“Jesus said to him, ‘Go your way; your faith has made you well.’ And immediately he recovered his sight and followed him on the way” (v. 52).- Mark 10:46-52
New Testament Jericho sits about twenty or so miles southwest of Jerusalem, so the arrival of Jesus and His disciples there in today’s passage signifies that His trip to Jerusalem is almost over (Mark 10:46). Our Lord has been on His way to Jerusalem from Galilee, a journey of more than one hundred miles, and finally He is almost at His destination. Between Jericho and Jerusalem, He has an encounter that puts His teaching on discipleship into focus.
Mark tells us that on the road from Jericho to Jerusalem, Jesus runs into “Bartimaeus . . . the son of Timaeus” (v. 46). Since Bartimaeus’ name means “son of Timaeus,” Mark’s note of the name’s meaning is unnecessary—unless he is writing for a Gentile audience who does not know Jewish naming conventions. Thus, we have further evidence that Mark’s intended audience consists mainly of Gentiles. In any case, Bartimaeus is blind, and he comes to Jesus for help.
Bartimaeus calls out to Jesus for mercy, calling Him “Son of David” (vv. 47–48). This shows remarkable messianic insight on Bartimaeus’ part, for “Son of David” is a title for the Messiah and Jesus has not been openly revealing His messianic identity (see 8:27–30). Bartimaeus’ request for the restoration of his sight also demonstrates his good understanding of what the Messiah is supposed to do. The prophets associated the work of the Messiah with healing and, indeed, with the re-creation of the entire cosmos (Isa. 65:17–25; see also Rom. 8:18–24). Bartimaeus understands Jesus as the promised Son of David who comes to restore all things, even his lost eyesight.
What sets Bartimaeus apart as one who exemplifies true discipleship is his request for the restoration of his sight, not special favor in God’s kingdom. Not long before Jesus meets Bartimaeus, the disciples came to Him seeking honor, and Jesus had to explain that honor comes not by seeking it but by serving others (Mark 10:35–45). Bartimaeus does not seek privilege; he simply wants his sight back, and his cry for mercy shows his awareness that his healing is undeserved. He is the picture of the true disciple of Christ, the one who knows that he relies only on grace. Bartimaeus’ status as a disciple of Jesus is confirmed by what he does next. Dr.
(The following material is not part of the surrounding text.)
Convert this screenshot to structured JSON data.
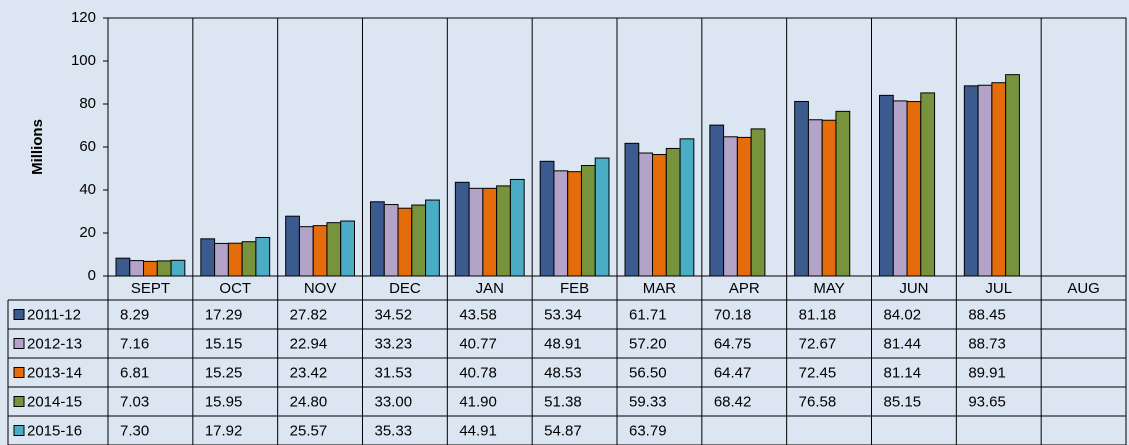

R.C. Sproul writes in his commentary Mark: “As soon as [Bartimaeus] received his sight, he saw Jesus, and he wanted nothing more than to follow Him to Jerusalem. . . . That is the desire of all who are given eyes to see and ears to hear the truth of the gospel of Jesus Christ.”
When Christ opens the eyes of our hearts to see Him in all His glory, we are moved to serve Him out of gratefulness for His salvation. If we would grow in our obedience this day, we must see Jesus for who He is. Let us pray that God would continue to help us see Him and His glory.